Two "chatbots" -- programmes designed to simulate conversation between humans -- had been set up to practise and develop trading skills.
Soon after the programmes started negotiating with each other, they developed their own simplified version of English which quickly became incomprehensible to the researchers supervising them.
This sobering development is a long way along the technological scale from the innovations in personal protective equipment and health monitoring described in our feature on wearable technology in our September 2017 issue of IOSH Magazine. But the advances in cheap computing power and connectivity that make possible mass production of those sensor-based protective systems are also propelling the development of machines that learn and act on their learning.
AI too could offer great potential for making humankind safer, but it could also threaten unexpected consequences whose risks outweigh the benefits.
The physicist Professor Stephen Hawking warned in 2014 that AI would be likely to "take off on its own, and redesign itself at an ever-increasing rate". It's very hard to predict where such intelligence, linked to manufacturing capability or control systems, might end up.
To stop systems we set up to protect us deciding we are expendable for the greater good, we will need robust precautions. Ensuring they don't start conversing in languages we can't understand is not enough -- though it's not a bad place to start.
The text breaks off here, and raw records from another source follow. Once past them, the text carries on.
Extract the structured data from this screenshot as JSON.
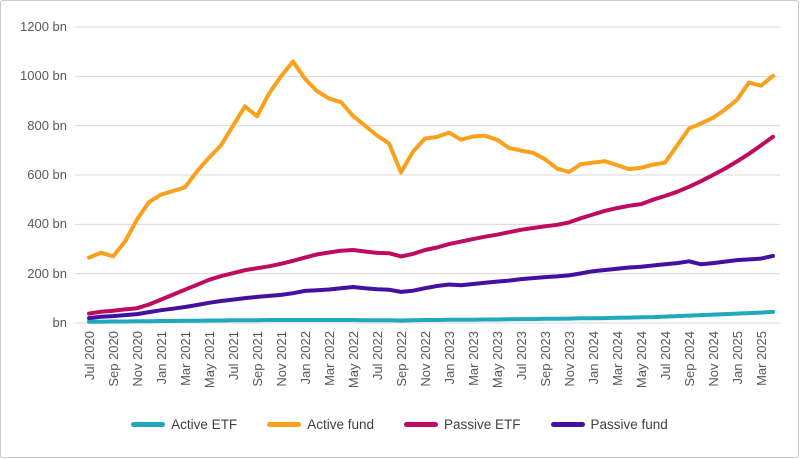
{
  "chart_data": {
    "type": "line",
    "title": "",
    "unit": "bn",
    "xlabel": "",
    "ylabel": "",
    "ylim": [
      0,
      1200
    ],
    "ytick_step": 200,
    "ytick_labels": [
      "bn",
      "200 bn",
      "400 bn",
      "600 bn",
      "800 bn",
      "1000 bn",
      "1200 bn"
    ],
    "grid": true,
    "legend_position": "bottom",
    "x_tick_every": 2,
    "x": [
      "Jul 2020",
      "Aug 2020",
      "Sep 2020",
      "Oct 2020",
      "Nov 2020",
      "Dec 2020",
      "Jan 2021",
      "Feb 2021",
      "Mar 2021",
      "Apr 2021",
      "May 2021",
      "Jun 2021",
      "Jul 2021",
      "Aug 2021",
      "Sep 2021",
      "Oct 2021",
      "Nov 2021",
      "Dec 2021",
      "Jan 2022",
      "Feb 2022",
      "Mar 2022",
      "Apr 2022",
      "May 2022",
      "Jun 2022",
      "Jul 2022",
      "Aug 2022",
      "Sep 2022",
      "Oct 2022",
      "Nov 2022",
      "Dec 2022",
      "Jan 2023",
      "Feb 2023",
      "Mar 2023",
      "Apr 2023",
      "May 2023",
      "Jun 2023",
      "Jul 2023",
      "Aug 2023",
      "Sep 2023",
      "Oct 2023",
      "Nov 2023",
      "Dec 2023",
      "Jan 2024",
      "Feb 2024",
      "Mar 2024",
      "Apr 2024",
      "May 2024",
      "Jun 2024",
      "Jul 2024",
      "Aug 2024",
      "Sep 2024",
      "Oct 2024",
      "Nov 2024",
      "Dec 2024",
      "Jan 2025",
      "Feb 2025",
      "Mar 2025",
      "Apr 2025"
    ],
    "series": [
      {
        "name": "Active ETF",
        "color": "#1FA9BB",
        "values": [
          5,
          5,
          6,
          6,
          7,
          7,
          8,
          8,
          9,
          9,
          10,
          10,
          11,
          11,
          11,
          12,
          12,
          12,
          12,
          12,
          12,
          12,
          12,
          11,
          11,
          11,
          10,
          11,
          12,
          12,
          13,
          13,
          13,
          14,
          14,
          15,
          16,
          16,
          17,
          17,
          18,
          19,
          19,
          20,
          21,
          22,
          23,
          24,
          26,
          28,
          30,
          32,
          34,
          36,
          38,
          40,
          42,
          45
        ]
      },
      {
        "name": "Active fund",
        "color": "#F9A11B",
        "values": [
          265,
          285,
          270,
          330,
          420,
          490,
          520,
          535,
          550,
          615,
          670,
          720,
          800,
          878,
          838,
          930,
          1000,
          1060,
          990,
          940,
          910,
          895,
          840,
          800,
          760,
          728,
          610,
          695,
          748,
          754,
          772,
          743,
          756,
          759,
          743,
          710,
          699,
          690,
          664,
          626,
          612,
          644,
          650,
          656,
          640,
          624,
          629,
          642,
          650,
          719,
          788,
          809,
          832,
          865,
          905,
          975,
          962,
          1002
        ]
      },
      {
        "name": "Passive ETF",
        "color": "#BE0B60",
        "values": [
          38,
          46,
          50,
          55,
          60,
          75,
          95,
          115,
          135,
          155,
          175,
          190,
          202,
          214,
          222,
          230,
          240,
          252,
          265,
          278,
          286,
          293,
          296,
          290,
          284,
          283,
          270,
          280,
          296,
          306,
          320,
          330,
          340,
          350,
          358,
          368,
          378,
          385,
          392,
          398,
          408,
          425,
          440,
          455,
          466,
          475,
          482,
          500,
          515,
          532,
          552,
          575,
          600,
          626,
          655,
          686,
          720,
          755
        ]
      },
      {
        "name": "Passive fund",
        "color": "#4410A0",
        "values": [
          20,
          25,
          28,
          32,
          36,
          44,
          52,
          58,
          65,
          73,
          82,
          89,
          95,
          101,
          106,
          110,
          114,
          121,
          130,
          133,
          136,
          141,
          146,
          141,
          137,
          135,
          126,
          131,
          141,
          150,
          156,
          153,
          158,
          163,
          168,
          172,
          178,
          182,
          186,
          189,
          193,
          201,
          210,
          215,
          220,
          225,
          228,
          233,
          238,
          243,
          250,
          238,
          243,
          249,
          255,
          258,
          261,
          272
        ]
      }
    ],
    "grid_color": "#d9d9d9",
    "axis_label_color": "#595959",
    "legend_text_color": "#404040"
  }
}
The problem is that scientists and industry are often more focused on pushing the boundaries of what is technologically possible than on defending the rest of us against the potential unintended consequences. That task is left to governments, which may not always have sufficient grasp of the implications of the scientific developments they are supposed to regulate.
In the US, there were celebrations among safety campaigners a few years ago when the National Institute for Occupational Safety and Health was awarded $5m (£3.1m) by the Obama administration for research into the workplace risks associated with nanomaterials. But that sum seemed small beer compared with the $1.5bn (£900m) a year the government was pumping into non safety-related nanotechnology research.
Nanoparticles are small enough to pass through the body's defences such as the skin, the lungs and the blood-brain barrier. Some are a fraction of the size of welding fume particles; their widespread use in manufacturing would necessitate new levels of workplace control.
The author Ray Kurzweil has argued that our brains grasp the future in a linear fashion and struggle to anticipate exponential change. So the next decades may bring technological changes we find almost unimaginable. It would be comforting to know that somewhere smart people are imagining the attendant hazards and ways to control them.